The others talked now as Roberta subsided. A weight had lifted from her chest. Each girl spoke while the others were quiet, listening.

It went like that, night after night. Katie, with CeCe as an accomplice, began pilfering extra food from the dining hall at supper, sneaking through a door into the kitchen and taking it while CeCe kept watch. They snacked on the extra food every night after dark; they pretended that it was for all of them, but by tacit agreement they gave most of it to Sonia. With the lights out and the cold winter coming outside, they ate and listened to the radio and told their stories, one by one, detail upon detail. Katie and Thomas, the boy who’d attacked her and told her to hold still. CeCe and her mother’s accident at the beach. Roberta told them, hesitantly, about the song she’d heard on the hockey field, the same song Uncle Van had been playing in the garage that day, as if someone or something had drawn the memory straight from her mind. And the next night Katie told them about Special Detention, and the spiders, and the messages in the textbooks. And the scratching at the window, the voice begging to be let in.

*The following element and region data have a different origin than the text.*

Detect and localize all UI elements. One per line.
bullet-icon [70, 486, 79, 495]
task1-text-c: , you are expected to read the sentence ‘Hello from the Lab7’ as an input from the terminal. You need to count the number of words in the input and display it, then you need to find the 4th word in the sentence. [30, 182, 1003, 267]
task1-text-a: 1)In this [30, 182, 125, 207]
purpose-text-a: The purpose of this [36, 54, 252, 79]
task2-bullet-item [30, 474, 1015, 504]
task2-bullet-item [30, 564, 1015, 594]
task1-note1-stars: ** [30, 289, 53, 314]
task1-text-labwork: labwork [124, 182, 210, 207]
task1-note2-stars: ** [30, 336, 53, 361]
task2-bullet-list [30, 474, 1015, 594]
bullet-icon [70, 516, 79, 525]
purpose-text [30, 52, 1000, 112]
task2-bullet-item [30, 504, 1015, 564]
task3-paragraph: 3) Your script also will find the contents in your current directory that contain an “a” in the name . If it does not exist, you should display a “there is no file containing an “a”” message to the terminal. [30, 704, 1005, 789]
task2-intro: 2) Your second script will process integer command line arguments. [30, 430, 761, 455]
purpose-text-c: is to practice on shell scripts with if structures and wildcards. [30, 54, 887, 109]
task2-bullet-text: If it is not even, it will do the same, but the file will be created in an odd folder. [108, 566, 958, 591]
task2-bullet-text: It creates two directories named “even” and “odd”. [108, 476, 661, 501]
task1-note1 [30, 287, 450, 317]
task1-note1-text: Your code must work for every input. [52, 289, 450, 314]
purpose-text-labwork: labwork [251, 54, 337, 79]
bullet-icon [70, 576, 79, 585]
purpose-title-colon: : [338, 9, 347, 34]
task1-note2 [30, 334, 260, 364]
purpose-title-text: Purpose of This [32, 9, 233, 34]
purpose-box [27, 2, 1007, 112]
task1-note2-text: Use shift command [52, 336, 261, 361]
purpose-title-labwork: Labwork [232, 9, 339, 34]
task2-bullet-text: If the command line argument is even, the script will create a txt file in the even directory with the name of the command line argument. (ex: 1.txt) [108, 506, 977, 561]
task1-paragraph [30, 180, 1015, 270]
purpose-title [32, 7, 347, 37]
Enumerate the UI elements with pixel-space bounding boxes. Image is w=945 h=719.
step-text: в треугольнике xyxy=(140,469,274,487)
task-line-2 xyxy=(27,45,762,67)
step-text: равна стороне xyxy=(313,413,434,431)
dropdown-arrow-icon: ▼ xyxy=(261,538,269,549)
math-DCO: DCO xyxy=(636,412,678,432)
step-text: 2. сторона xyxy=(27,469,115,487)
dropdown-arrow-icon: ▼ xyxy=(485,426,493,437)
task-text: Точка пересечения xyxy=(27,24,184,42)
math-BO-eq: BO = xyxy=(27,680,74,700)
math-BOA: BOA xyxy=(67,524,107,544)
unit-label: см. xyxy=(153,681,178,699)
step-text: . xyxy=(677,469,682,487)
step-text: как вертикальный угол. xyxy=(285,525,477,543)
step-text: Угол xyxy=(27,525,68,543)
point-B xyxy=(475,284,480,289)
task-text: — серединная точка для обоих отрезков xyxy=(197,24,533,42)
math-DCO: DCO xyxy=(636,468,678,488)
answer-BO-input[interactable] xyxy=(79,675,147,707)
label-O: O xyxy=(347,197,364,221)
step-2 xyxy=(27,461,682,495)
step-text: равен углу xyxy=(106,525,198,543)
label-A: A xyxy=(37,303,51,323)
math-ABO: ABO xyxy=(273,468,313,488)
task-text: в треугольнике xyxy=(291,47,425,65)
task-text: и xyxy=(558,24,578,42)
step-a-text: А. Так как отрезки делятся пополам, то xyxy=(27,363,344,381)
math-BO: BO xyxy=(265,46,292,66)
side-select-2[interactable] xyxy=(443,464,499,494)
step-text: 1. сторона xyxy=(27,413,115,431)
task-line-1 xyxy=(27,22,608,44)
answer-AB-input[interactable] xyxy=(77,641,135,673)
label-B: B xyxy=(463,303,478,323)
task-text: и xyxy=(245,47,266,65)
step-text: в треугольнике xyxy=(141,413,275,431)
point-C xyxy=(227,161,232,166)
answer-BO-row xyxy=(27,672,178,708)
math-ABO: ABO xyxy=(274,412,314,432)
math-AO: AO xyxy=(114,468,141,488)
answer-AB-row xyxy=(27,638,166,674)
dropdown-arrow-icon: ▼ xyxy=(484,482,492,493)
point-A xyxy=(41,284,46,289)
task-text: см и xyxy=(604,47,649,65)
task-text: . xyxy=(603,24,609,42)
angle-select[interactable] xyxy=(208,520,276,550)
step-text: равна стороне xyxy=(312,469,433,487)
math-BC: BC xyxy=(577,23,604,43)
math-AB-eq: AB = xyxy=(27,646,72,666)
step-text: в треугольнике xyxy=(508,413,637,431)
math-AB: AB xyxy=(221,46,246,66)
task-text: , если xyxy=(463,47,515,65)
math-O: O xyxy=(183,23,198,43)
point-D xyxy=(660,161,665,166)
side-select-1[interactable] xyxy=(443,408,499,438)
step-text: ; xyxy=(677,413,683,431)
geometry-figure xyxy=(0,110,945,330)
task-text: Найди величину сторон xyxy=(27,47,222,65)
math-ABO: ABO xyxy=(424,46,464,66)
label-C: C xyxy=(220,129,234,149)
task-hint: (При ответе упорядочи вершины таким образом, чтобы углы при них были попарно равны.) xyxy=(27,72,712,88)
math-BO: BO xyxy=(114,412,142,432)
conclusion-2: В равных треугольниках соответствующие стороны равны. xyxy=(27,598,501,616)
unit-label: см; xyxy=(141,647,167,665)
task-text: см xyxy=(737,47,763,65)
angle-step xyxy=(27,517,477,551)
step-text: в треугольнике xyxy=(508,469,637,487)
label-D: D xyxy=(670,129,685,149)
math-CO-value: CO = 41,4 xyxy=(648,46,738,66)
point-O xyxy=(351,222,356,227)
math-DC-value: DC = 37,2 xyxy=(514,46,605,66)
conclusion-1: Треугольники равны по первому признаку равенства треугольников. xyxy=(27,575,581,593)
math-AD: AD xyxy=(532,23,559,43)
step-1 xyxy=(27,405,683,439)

Sonia spoke rarely, but when she did, the others went silent, listening, from the first word. She told them slowly, doling out piece by piece, about Ravensbrück—the layout of the barracks and the other buildings, the women and the other children she’d met there, the weather, the cold, the food, the day-to-day comings and goings of the prison, the stories the women had told. It was slow and it was hard to hear, but the girls listened to all of it, and as Sonia spoke, Roberta fancied that perhaps she felt better. That sending the experience out of her head and into words made it less immense, less impossible. They set up a signaling system for her to use if she felt another episode coming on, but Sonia didn’t use it.

They were trapped here at Idlewild. But Idlewild wasn’t everything. It wasn’t the world.

Someday, by God, Roberta thought, I’m going to get out of here. Someday we all will. And when we do, we will finally be free.